Sriwijaya Air SJ182 : Faktor Jatuhnya Pesawat Akhirnya Terungkap

Sriwijaya Air SJ182 : Faktor Jatuhnya Pesawat Akhirnya Terungkap
LAMANRIAU.COM, JAKARTA – Hampir 2 tahun rahasia penyebab kecelakaan yang pesawat Sriwijaya Air SJ182 di Perairan Kepulauan Seribu, DKI Jakarta, akhirnya sekarang Komite Nasional Keselamatan Transportasi (KNKT) merilis laporan investigasi akhir ke publik. Kecelakaan Sriwijaya Air SJY182 pada tangal 9 Januari 2021 lalu
Ada beberapa faktor yang membentuk kecelakaan terjadi. Meski demikian, pemeriksaan kecelakaan ini pun masih menyisakan rahasia. Yaitu, tidak terekamnya suara pilot.
KNKT lalu menyimpulkan, pilot tidak memakai headset. Di tambah, adanya gangguan atau noise tinggi 400 Hz mengakibatkan analisis atas bunyi koordinasi pada kokpit pun tak memungkinkan.

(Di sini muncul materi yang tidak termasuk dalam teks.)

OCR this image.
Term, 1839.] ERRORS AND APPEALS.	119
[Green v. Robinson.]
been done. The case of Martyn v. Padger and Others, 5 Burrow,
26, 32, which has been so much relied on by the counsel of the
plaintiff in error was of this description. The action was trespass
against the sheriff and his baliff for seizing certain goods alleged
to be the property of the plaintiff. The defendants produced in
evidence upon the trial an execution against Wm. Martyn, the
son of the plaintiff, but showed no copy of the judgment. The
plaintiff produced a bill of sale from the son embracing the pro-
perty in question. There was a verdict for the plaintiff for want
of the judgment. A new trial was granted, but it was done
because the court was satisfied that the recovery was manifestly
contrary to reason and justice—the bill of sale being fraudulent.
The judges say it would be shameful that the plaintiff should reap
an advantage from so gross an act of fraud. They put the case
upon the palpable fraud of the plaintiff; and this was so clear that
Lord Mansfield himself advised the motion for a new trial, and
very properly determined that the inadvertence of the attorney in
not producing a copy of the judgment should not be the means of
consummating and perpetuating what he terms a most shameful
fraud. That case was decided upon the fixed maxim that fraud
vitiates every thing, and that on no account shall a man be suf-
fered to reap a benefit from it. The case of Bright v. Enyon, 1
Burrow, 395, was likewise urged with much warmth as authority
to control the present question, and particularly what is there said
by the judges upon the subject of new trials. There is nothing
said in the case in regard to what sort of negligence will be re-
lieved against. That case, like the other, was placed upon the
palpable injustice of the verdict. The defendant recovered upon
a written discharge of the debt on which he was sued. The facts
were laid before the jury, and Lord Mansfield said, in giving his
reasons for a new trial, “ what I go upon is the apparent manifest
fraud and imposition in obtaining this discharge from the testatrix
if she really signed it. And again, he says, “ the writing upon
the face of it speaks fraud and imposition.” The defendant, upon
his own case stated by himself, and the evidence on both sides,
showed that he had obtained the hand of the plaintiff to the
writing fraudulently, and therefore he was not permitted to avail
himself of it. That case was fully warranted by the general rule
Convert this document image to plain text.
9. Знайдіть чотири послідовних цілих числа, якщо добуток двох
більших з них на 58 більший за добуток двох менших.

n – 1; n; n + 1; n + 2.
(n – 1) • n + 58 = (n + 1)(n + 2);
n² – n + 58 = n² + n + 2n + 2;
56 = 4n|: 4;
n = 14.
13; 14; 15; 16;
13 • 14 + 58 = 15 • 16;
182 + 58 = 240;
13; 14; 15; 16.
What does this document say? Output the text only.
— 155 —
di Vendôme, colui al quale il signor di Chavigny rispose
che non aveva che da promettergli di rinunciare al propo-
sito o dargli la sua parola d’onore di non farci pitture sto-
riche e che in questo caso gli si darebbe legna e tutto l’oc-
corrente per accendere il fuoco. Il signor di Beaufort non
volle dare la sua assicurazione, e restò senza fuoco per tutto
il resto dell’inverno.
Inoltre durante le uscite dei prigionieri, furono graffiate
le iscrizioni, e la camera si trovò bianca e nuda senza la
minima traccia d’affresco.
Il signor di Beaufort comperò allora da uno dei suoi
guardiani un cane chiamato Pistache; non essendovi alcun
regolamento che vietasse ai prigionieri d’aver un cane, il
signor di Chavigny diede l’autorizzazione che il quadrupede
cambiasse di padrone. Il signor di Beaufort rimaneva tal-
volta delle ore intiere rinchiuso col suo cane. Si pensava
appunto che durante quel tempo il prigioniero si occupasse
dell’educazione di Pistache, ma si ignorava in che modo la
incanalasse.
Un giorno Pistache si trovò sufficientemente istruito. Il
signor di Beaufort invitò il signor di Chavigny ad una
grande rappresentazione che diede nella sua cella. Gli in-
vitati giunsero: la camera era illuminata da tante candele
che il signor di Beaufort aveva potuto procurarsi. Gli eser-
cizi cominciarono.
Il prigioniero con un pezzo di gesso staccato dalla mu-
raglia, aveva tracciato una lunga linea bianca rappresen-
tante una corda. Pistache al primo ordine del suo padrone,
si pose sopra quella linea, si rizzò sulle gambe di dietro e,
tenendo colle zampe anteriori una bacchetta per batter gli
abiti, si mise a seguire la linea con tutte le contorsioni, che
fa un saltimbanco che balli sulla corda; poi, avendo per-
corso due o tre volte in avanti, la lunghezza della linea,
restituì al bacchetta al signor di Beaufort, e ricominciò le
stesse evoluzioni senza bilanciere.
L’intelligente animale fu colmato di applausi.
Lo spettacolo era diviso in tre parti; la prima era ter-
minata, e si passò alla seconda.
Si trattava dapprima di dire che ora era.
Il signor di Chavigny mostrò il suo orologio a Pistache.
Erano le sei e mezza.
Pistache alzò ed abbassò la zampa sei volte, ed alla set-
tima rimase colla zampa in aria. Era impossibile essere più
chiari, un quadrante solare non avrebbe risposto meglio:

Namun dari hasil rekomendasinya KNKT meminta Garuda Maintenance Facility berupa revisi checklist pembacaan CVR, termasuk menambahkan keharusan pemeriksaan kualitas dan durasi gelombang suara pada setiap channel. Di mana sebelumnya d itemukan noise serupa saat pemeriksaan.

“Mereka hanya menyatakan dulu pernah kayak gini, di laporan kita ada. Kalau anda menemukan gini ini lho hasilnya. kok kamu bilang ini bagus? akhirnya GMF bilang sistem di tempat saya akan di benerin. Gitu kasarnya,” kata Nurcahyo.

Investigasi ini di pimpin oleh KNKT, di bantu negara perancang dan pembuat pesawat (Amerika Serikat) yang di wakili National Transportation Safety Board (NTSB), dan di bantu oleh Federal Aviation Administration (FAA) Boeing dan General Electric. Serta Singapura dari Transport Safety Investigation Bureau (TSIB) dan Inggris Air Accident Investigation Branch.

“Ini dugaan kita, kenapa kita konfiden begitu. Normalnya terbang pakai headset supaya suaranya terdengar pilot yang lain, sebab berisik di sana,” kata Investigator KNKT Ony Soerjo Wibowo dalam sidang persnya, Jumat 11 November 2022.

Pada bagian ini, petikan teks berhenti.